That’s right. I said it. You have no purpose. At least not in the way you might think about it. Or, better put, the way you’ve been trained to think about it. Society loves to tell us that we all have a purpose, some special reason for being here that’s completely unique to us. All we have to do is go out there and find it. The problem this creates is that we’re constantly searching. We’re always looking for the thing that’s “perfect” for us, sure that if we just look hard enough, the clouds will part, a divine light will shine upon us, and the voice of the universe (probably Morgan Freeman) will announce, “Here is your reason for being.” And of course, that’s a load of bullshit. It’s never going to happen. Kind of like when you can’t find your sunglasses. You start looking in all the usual places, but pretty soon you’re looking in the freezer, under your pillow, in the bag of dog food. It’s only when you say “F” it, I guess I’m going to do a lot of squinting today, that you realize they were in your shirt pocket the whole time. You were so invested in the act of searching that you became blind to what was right in front of your nose.

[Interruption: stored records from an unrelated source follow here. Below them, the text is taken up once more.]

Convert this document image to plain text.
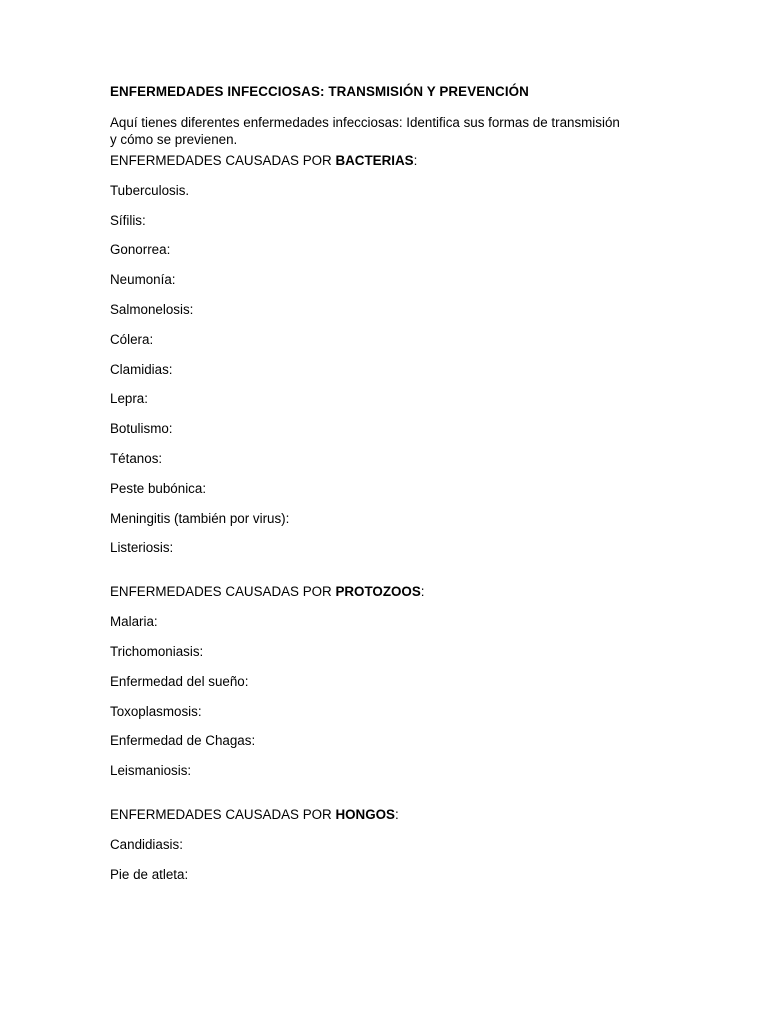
ENFERMEDADES INFECCIOSAS: TRANSMISIÓN Y PREVENCIÓN

Aquí tienes diferentes enfermedades infecciosas: Identifica sus formas de transmisión
y cómo se previenen.

ENFERMEDADES CAUSADAS POR BACTERIAS:

Tuberculosis.
Sífilis:
Gonorrea:
Neumonía:
Salmonelosis:
Cólera:
Clamidias:
Lepra:
Botulismo:
Tétanos:
Peste bubónica:
Meningitis (también por virus):
Listeriosis:

ENFERMEDADES CAUSADAS POR PROTOZOOS:

Malaria:
Trichomoniasis:
Enfermedad del sueño:
Toxoplasmosis:
Enfermedad de Chagas:
Leismaniosis:

ENFERMEDADES CAUSADAS POR HONGOS:

Candidiasis:
Pie de atleta:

When we spend all of our time in search mode, it means we’re constantly looking to the outside for gratification. We think that excelling in our career, or sending ten bucks a month to starving children in Africa, or volunteering at the homeless shelter is going to grant us fulfillment. Of course, I’m not suggesting you stop doing those things. Being of service is part of being a good human being. But it’s not going to get you any closer to “finding” your purpose. Because it’s trying to create from the outside in. “What is the thing out there that’s going to give me a sense of joy, a sense of pride, a sense of passion?” And the reality is, those experiences don’t come from the outside, they come from what you cultivate within yourself.
I put this in the same category as “finding balance” in your life. I’ve said before, balance is bullshit. Self-help books love to tell us that the key to happiness is finding the perfect balance between the time and energy we spend on our career, time with family and friends, and personal time. The truth is that balance is fluid. There will be periods of time when 90% of our energy needs to be spent on our career. It doesn’t mean we ignore our family, but rather that the time we do have with them needs to be focused. As with most things in life, it’s about quality over quantity. And like your life purpose, quality time is not something you’re going to stumble into or have presented to you. It’s something you create from the inside out.
With that in mind, rather than looking for your purpose, I recommend that you declare your purpose. Trust your mind and your own intuitive self. Make the decision, “I’m going to do X.” Whatever that may be for you. By choosing it for yourself, you are declaring that this is the right thing for you. Otherwise, you would have chosen something else. Decide who it is you want to become, who you want to evolve into, and put yourself in 100%. Start molding yourself into that person and trust that the process of the journey is going to be what takes you to your purpose. You’re never going to do something that’s not yours to do. The universe simply is not going to permit it. Whatever purpose you choose is the purpose you’re meant to live.